Konfliktkompetenz, Mediation, Conflict Food, Online-Intervention, Edutainment, Dual-Coding, Langzeiteffekt, IMKK-V2, soziale Konflikte, Präventionsprogramm, Follow-Up-Studie, Konfliktstile, Wirksamkeitsprüfung.
Die Bachelorarbeit evaluiert die Langzeitwirkung des online-basierten Trainingsprogramms "Conflict Food" auf die Konfliktkompetenz von Personen.
Die Arbeit verknüpft die theoretischen Konzepte der Konfliktpsychologie (nach Montada & Kals) mit modernen Methoden der Wissensvermittlung wie Edutainment und dem Dual-Coding-Ansatz.
Das Hauptziel besteht darin, empirisch zu prüfen, ob die durch ein Online-Training kurzfristig vermittelten Konfliktkompetenzen über einen Zeitraum von fünf Monaten stabil bleiben.
Es wurde ein randomisiertes, kontrolliertes Mixed-Between-Within-Untersuchungsdesign eingesetzt, das eine Messwiederholung bei einer Stichprobe von n = 280 Teilnehmern umfasst.
Der Hauptteil gliedert sich in die theoretische Fundierung, die detaillierte Beschreibung der methodischen Durchführung, die Darstellung der statistischen Ergebnisse sowie eine reflektierte Diskussion.
Zentrale Begriffe sind Konfliktkompetenz, Mediation, Online-Intervention, Langzeiteffekt, Edutainment und das Messinstrument IMKK-V2.
Das Programm ist ein niederschwelliger, online-basierter Ansatz, der Konfliktthemen spielerisch durch Videos vermittelt, anstatt auf kostenintensive Präsenzschulungen zu setzen.

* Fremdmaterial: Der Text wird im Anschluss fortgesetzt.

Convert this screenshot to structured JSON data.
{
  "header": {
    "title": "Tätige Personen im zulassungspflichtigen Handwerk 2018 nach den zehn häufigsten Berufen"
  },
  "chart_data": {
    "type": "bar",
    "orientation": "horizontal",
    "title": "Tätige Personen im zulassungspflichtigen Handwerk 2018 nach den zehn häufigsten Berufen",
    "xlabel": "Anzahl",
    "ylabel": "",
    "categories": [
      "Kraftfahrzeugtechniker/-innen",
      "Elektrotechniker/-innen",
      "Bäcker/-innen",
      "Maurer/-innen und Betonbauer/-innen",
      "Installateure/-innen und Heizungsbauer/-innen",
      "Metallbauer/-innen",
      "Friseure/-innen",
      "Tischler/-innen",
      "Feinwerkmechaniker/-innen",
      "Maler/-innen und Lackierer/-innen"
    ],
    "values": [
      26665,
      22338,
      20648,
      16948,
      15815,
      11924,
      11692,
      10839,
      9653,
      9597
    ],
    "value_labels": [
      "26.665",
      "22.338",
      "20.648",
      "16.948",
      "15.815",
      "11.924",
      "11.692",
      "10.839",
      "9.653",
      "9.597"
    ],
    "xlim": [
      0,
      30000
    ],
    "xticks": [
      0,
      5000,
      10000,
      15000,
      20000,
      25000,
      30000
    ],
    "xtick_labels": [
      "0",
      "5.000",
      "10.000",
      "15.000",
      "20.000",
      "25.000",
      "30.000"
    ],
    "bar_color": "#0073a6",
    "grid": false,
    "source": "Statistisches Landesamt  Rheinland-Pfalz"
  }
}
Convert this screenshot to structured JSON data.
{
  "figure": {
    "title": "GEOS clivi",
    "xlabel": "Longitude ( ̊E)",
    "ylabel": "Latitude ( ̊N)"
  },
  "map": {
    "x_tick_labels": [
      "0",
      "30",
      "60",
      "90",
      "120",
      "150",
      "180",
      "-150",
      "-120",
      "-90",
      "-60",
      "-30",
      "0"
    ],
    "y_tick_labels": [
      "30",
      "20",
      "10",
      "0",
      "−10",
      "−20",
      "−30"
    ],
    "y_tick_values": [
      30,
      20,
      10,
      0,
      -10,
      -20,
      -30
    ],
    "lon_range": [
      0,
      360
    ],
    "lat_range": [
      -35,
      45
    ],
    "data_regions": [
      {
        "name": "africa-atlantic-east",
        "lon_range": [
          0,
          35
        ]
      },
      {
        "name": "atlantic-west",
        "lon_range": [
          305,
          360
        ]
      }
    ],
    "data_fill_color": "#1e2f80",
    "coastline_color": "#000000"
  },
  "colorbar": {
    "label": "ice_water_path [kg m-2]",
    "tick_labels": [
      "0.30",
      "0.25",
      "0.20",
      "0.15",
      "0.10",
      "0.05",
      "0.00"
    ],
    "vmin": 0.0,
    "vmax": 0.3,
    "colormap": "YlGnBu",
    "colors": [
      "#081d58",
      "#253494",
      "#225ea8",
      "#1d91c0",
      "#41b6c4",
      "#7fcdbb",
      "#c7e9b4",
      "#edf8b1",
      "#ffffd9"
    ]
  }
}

Der Dual-Coding-Ansatz geht davon aus, dass die kombinierte Präsentation von Bild- und Textinformationen das Langzeitgedächtnis stärker aktiviert und somit den Lernerfolg bei der Kompetenzvermittlung nachhaltig fördert.
Durch eine große Stichprobengröße und die Randomisierung der Teilnehmer in Experimental- und Kontrollgruppen über einen Online-Panel-Anbieter konnten systematische Verzerrungen weitgehend minimiert werden.
Die Studie belegt, dass digitale Ansätze zur Konfliktkompetenzvermittlung ein hohes Potenzial haben und als Grundlage für weitere Projekte im Bereich der Friedenserziehung und sozialen Kompetenzentwicklung dienen können.